Contrastive Learning for Debiased Candidate Generation in Large-Scale Recommender Systems
Zhou, Chang, Ma, Jianxin, Zhang, Jianwei, Zhou, Jingren, Yang, Hongxia
Deep candidate generation (DCG) that narrows down the collection of relevant items from billions to hundreds via representation learning is essential to large-scale recommender systems. Standard approaches approximate maximum likelihood estimation (MLE) through sampling for better scalability and address the problem of DCG in a way similar to language modeling. However, live recommender systems face severe unfairness of exposure with a vocabulary several orders of magnitude larger than that of natural language, implying that (1) MLE will preserve and even exacerbate the exposure bias in the long run in order to faithfully fit the observed samples, and (2) suboptimal sampling and inadequate use of item features can lead to inferior representations for the unfairly ignored items.
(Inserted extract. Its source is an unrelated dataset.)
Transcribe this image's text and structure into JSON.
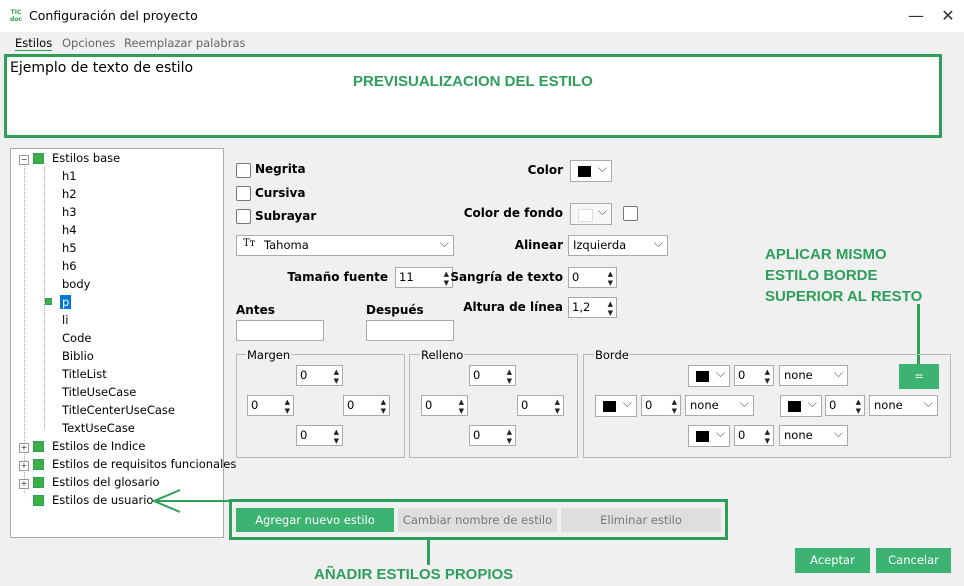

In this paper, we introduce CLRec, a Contrastive Learning paradigm that has been successfully deployed in a real-world massive recommender system, to alleviate exposure bias in DCG. We theoretically prove that a popular choice of contrastive loss is equivalently reducing the exposure bias via inverse propensity scoring, which provides a new perspective on the effectiveness of contrastive learning. We further employ a fixed-size queue to store the items' representations computed in previously processed batches, and use the queue to serve as an effective sampler of negative examples. This queue-based design provides great efficiency in incorporating rich features of the thousand negative items per batch thanks to computation reuse. Extensive offline analyses and four-month online A/B tests in Mobile Taobao demonstrate substantial improvement, including a dramatic reduction in the Matthew effect.